Samuel Arbesman is a complexity scientist. He is passionate about bringing together seemingly unrelated ideas from science and technology. Samuel works with companies and founders that recognize the future happens at these boundaries, in such areas as open science, managing massive technological complexity, artificial intelligence, and infusing computation into everything from biology to manufacturing.
Samuel’s scientific research examines such areas as scientific discovery and network science. His writing has appeared in The New York Times, The Wall Street Journal, and The Atlantic, and he was a contributing writer for Wired. Sam is the author of the new book Overcomplicated: Technology at the Limits of Comprehension.

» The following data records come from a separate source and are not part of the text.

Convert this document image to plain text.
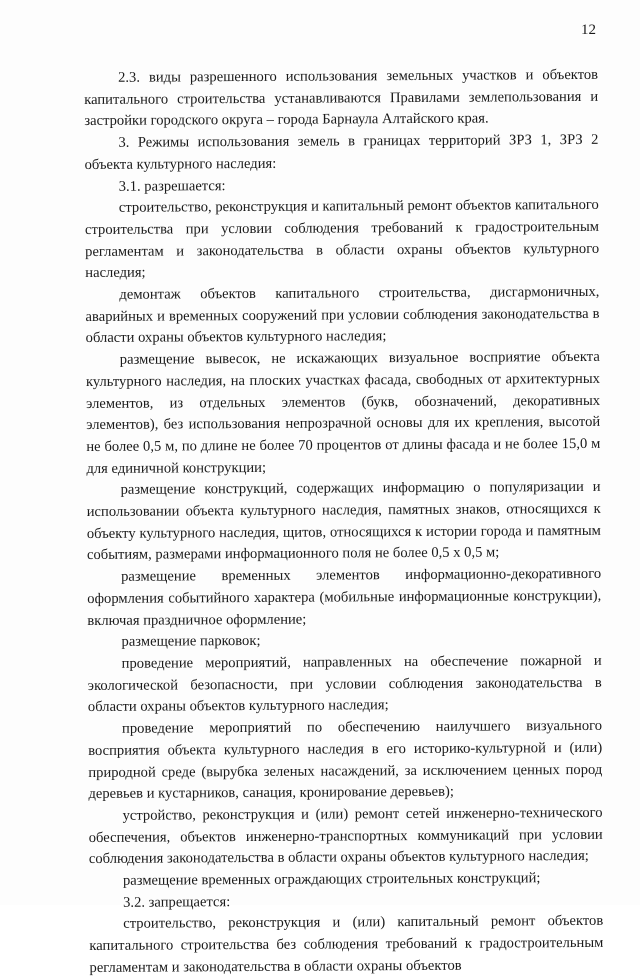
12

2.3. виды разрешенного использования земельных участков и объектов капитального строительства устанавливаются Правилами землепользования и застройки городского округа – города Барнаула Алтайского края.

3. Режимы использования земель в границах территорий ЗРЗ 1, ЗРЗ 2 объекта культурного наследия:

3.1. разрешается:

строительство, реконструкция и капитальный ремонт объектов капитального строительства при условии соблюдения требований к градостроительным регламентам и законодательства в области охраны объектов культурного наследия;

демонтаж объектов капитального строительства, дисгармоничных, аварийных и временных сооружений при условии соблюдения законодательства в области охраны объектов культурного наследия;

размещение вывесок, не искажающих визуальное восприятие объекта культурного наследия, на плоских участках фасада, свободных от архитектурных элементов, из отдельных элементов (букв, обозначений, декоративных элементов), без использования непрозрачной основы для их крепления, высотой не более 0,5 м, по длине не более 70 процентов от длины фасада и не более 15,0 м для единичной конструкции;

размещение конструкций, содержащих информацию о популяризации и использовании объекта культурного наследия, памятных знаков, относящихся к объекту культурного наследия, щитов, относящихся к истории города и памятным событиям, размерами информационного поля не более 0,5 х 0,5 м;

размещение временных элементов информационно-декоративного оформления событийного характера (мобильные информационные конструкции), включая праздничное оформление;

размещение парковок;

проведение мероприятий, направленных на обеспечение пожарной и экологической безопасности, при условии соблюдения законодательства в области охраны объектов культурного наследия;

проведение мероприятий по обеспечению наилучшего визуального восприятия объекта культурного наследия в его историко-культурной и (или) природной среде (вырубка зеленых насаждений, за исключением ценных пород деревьев и кустарников, санация, кронирование деревьев);

устройство, реконструкция и (или) ремонт сетей инженерно-технического обеспечения, объектов инженерно-транспортных коммуникаций при условии соблюдения законодательства в области охраны объектов культурного наследия;

размещение временных ограждающих строительных конструкций;

3.2. запрещается:

строительство, реконструкция и (или) капитальный ремонт объектов капитального строительства без соблюдения требований к градостроительным регламентам и законодательства в области охраны объектов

He is also the author of the award-winning The Half-Life of Facts, which explores how knowledge changes over time.
In addition, Samuel is a Senior Fellow of The Silicon Flatirons Center for Law, Technology, and Entrepreneurship at The University of Colorado, and a Research Fellow at The Long Now Foundation. He is also a mentor for Techstars.
Previously, Samuel was a Senior Scholar in Research and Policy at The Ewing Marion Kauffman Foundation and a Research Fellow in the Department of Health Care Policy at Harvard Medical School. He completed a PhD in computational biology at Cornell University and earned a BA in computer science and biology at Brandeis University.